Another Day... Another Hack: Pickle Finance got robbed

Another Day... Another Hack: Pickle Finance got robbed

By PVMihalache | Mind Puzzle | 25 Nov 2020


Another day... another hack!

aadd21579a862a201c2139f72d61e0943d5edead4ae9857dc1ee41d16a32f3fe.jpeg

Looks like a DeFi pool is happening every week, while other scams are lurking in the shadows. Pickle Finance is the newest name of projects which were hacked recently, joining Kucoin, Harvest Finance, Akropolis, Origin USD and other projects targeted by cyber attacks. Over $100 million were stolen from DeFi projects in 2020, with more than 50% happening since June. My knowledge about Pickle is limited, as I just seen the name in one of Harvest Finance's pools. Basically, Pickle Finance is focusing on providing an automatic solution for moving funds between various DeFi protocols in order to maximize the profits and rewards. The deposit of Compound is required for trading and arbitration.

Over $20 million worth of DAI were stolen from Pickle Finance on Saturday 21st of November, due to a code vulnerability. The exploit took advantage of the Dai pJar, which leverages Compound to harvest yield for DAI liquidity providers. The address used for the attack is 0x70178102AA04C5f0E54315aA958601eC9B7a4E08, and the stolen funds where not moved from there until Sunday.

Pickle Finance didn't explained how the exploit happened but the Pickle value dropped by 40% after the hack.
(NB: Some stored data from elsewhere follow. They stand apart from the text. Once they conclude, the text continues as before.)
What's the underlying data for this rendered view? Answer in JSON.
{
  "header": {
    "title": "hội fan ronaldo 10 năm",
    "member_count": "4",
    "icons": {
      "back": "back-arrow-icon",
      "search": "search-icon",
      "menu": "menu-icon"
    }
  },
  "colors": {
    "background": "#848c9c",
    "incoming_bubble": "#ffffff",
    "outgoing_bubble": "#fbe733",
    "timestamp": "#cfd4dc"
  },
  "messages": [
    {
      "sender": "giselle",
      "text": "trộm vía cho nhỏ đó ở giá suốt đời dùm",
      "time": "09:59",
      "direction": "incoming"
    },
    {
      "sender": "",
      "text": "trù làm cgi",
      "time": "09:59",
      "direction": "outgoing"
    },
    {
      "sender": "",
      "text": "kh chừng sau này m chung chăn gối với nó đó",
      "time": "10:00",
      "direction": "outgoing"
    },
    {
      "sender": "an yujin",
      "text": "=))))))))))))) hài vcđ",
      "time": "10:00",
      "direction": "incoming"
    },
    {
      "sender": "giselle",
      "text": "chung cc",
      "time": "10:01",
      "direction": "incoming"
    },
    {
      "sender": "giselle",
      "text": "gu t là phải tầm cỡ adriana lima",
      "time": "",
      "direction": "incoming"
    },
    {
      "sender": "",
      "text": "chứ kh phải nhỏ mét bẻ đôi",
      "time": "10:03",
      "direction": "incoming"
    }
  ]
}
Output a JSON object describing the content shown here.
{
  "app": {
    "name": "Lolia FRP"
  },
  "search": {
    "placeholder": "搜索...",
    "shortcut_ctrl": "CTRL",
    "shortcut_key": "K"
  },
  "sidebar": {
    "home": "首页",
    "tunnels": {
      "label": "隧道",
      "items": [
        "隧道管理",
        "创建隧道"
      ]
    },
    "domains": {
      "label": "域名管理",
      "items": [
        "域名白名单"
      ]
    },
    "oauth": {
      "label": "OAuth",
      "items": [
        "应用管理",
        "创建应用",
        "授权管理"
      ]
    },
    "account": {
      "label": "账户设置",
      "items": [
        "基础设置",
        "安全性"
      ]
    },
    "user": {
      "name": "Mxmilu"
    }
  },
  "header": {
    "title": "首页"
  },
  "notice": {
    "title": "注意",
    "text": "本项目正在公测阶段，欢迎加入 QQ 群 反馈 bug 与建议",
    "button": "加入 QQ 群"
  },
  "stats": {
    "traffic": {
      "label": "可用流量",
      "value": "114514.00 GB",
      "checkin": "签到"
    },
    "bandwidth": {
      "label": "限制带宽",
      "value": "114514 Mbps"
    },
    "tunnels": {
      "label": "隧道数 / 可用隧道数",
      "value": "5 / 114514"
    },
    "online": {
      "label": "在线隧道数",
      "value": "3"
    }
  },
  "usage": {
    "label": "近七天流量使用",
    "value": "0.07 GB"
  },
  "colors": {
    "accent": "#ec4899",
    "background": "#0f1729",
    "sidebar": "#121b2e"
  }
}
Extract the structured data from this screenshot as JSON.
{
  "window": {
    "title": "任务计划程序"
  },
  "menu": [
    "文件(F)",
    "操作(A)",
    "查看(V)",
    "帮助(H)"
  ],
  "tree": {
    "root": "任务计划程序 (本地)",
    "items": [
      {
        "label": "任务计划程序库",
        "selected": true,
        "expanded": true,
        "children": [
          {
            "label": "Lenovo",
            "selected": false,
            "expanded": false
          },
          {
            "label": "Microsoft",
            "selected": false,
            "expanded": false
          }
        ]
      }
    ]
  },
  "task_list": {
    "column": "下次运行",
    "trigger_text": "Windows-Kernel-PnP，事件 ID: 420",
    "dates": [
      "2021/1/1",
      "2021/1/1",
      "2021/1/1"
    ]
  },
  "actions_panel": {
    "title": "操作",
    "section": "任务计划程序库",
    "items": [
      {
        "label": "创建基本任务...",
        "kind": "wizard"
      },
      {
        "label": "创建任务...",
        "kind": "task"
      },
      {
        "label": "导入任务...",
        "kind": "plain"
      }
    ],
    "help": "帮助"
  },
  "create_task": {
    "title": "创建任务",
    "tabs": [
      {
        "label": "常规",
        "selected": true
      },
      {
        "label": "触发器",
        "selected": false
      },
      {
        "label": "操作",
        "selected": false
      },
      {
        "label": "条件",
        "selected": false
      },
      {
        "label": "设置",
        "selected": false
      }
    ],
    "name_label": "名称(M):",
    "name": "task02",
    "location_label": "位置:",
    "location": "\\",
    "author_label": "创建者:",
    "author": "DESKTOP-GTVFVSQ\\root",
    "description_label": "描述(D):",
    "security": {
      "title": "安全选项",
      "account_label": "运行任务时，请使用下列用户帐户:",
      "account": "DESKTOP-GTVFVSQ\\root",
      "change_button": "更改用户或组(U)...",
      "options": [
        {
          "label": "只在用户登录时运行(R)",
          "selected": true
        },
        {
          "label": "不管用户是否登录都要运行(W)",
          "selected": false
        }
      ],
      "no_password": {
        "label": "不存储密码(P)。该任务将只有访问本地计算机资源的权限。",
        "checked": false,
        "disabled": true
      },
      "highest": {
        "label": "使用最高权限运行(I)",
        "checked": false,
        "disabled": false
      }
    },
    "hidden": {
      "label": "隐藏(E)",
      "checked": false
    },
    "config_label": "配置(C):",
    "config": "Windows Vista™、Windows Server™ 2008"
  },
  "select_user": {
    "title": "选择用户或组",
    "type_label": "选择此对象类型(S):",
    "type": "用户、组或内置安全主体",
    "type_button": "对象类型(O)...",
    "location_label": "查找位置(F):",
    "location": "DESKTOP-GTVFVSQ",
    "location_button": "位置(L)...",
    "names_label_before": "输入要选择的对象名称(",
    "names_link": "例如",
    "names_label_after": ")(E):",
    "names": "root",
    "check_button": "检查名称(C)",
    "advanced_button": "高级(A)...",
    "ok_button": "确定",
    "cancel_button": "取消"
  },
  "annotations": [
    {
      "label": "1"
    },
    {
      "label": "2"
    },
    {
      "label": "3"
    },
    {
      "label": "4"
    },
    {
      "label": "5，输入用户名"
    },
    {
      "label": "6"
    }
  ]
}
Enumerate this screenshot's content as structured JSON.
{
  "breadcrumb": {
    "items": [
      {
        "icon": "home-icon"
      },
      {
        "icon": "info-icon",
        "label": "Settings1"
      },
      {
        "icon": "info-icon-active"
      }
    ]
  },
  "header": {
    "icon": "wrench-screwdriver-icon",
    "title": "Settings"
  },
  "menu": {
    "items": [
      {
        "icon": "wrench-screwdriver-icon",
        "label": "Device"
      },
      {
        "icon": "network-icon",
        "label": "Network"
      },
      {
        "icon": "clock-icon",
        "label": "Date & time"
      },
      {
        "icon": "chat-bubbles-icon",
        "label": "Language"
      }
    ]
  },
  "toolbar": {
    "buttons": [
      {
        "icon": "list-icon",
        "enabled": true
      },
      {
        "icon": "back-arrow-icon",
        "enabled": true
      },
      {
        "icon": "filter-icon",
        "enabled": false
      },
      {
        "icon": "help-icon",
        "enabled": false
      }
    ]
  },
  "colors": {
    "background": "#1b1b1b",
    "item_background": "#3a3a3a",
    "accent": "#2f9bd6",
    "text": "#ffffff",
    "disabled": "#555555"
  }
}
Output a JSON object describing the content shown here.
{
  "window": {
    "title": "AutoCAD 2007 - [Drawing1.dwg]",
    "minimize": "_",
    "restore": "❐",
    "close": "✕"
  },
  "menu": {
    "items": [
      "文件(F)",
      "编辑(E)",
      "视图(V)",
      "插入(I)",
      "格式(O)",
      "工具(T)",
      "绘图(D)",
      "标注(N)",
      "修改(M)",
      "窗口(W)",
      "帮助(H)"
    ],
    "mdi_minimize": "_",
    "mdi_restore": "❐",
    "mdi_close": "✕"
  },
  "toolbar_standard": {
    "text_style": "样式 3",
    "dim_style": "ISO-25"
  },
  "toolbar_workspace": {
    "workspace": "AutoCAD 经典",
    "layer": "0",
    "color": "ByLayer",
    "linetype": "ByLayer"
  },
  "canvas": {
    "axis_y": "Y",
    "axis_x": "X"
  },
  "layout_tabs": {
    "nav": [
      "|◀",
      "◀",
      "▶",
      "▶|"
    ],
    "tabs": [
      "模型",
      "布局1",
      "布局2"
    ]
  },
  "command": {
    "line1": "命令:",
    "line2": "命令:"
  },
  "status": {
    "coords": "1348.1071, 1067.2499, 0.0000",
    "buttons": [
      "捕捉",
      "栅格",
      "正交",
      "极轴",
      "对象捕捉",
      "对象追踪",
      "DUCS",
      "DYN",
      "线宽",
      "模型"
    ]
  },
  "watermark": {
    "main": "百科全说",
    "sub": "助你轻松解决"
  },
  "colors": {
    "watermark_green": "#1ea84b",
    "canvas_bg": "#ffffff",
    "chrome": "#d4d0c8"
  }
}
Harvest Finance moved all DAI from pools into vaults, as a measure of precaution.

This cyber attack was not the usual a flash loan that exploited a vulnerability in the code, similar to what happened to Origin USD and Harvest Finance, but a corrupted contract that was used to fake legitimate contracts. The attacker created contract that mimicked the original contract, quickly exchanging fake cDAI with real cDai between the contracts. 

a44b8069994f4ea231174d65d1e02a27374d52ac1743634fa90d03b6c00e2a03.jpeg

This tsunami of DeFi hacks is a clear sign of how immature the ecosystem is and another example of new DeFi products that are not good enough, with no audits and low security. The $20 million from Pickle will join the millions stolen from Harvest Finance, Origin USD, Balancer, Akropolis, etc. 

 

Links and referrals:

$100 millions stolen from DeFi in 2020

Pickle got hacked

Coinbase Earn - Up to $59 Compound (COMP)

Coinbase Earn - Up to $52 worth of Orchid (OXT)

Coinbase Earn - Up to $50 worth of EOS

I used Swapzone for the lowest fee swaps

Amazon author page: PV Mihalache

Quality Faucets: Free-Litecoin.com (LITECOIN)

Stakecube (20 daily faucets)

Tier 4 referral system: Horizen (ZEN) & ZCash from PipeFlare GlobalHive

FreeCryptos GangDASH, TRX, ETH, ADABNBLINKNEO & BTC

Coinpot Gang: DASHBCHDOGELTCBTC BTC2

I earn crypto for reading and writing on Publish0x and ReadCash, watching videos on Lbry.tv and surfing online on Brave Browser and Presearch

928bcfa8a88d3b962e756a0d6cd067665949eb5b3656bdbb2bb7198e8ca6a0ba.jpeg

How do you rate this article?


78

0

PVMihalache
PVMihalache

Self-Published Author, Football Referee, Football Coach, Early Crypto Investor, Personal Trainer, Well-Being Guru, Open-Minded, Traveller, Social Media Enthusiast, and many more...


Mind Puzzle
Mind Puzzle

Think! ... it's still free! An amalgam of cryptocurrency, science, arts, news and other manifestations of human intellectual will be published on this blog. Sometimes I will add my personal opinions or midnight revelations

Send a $0.01 microtip in crypto to the author, and earn yourself as you read!

20% to author / 80% to me.
We pay the tips from our rewards pool.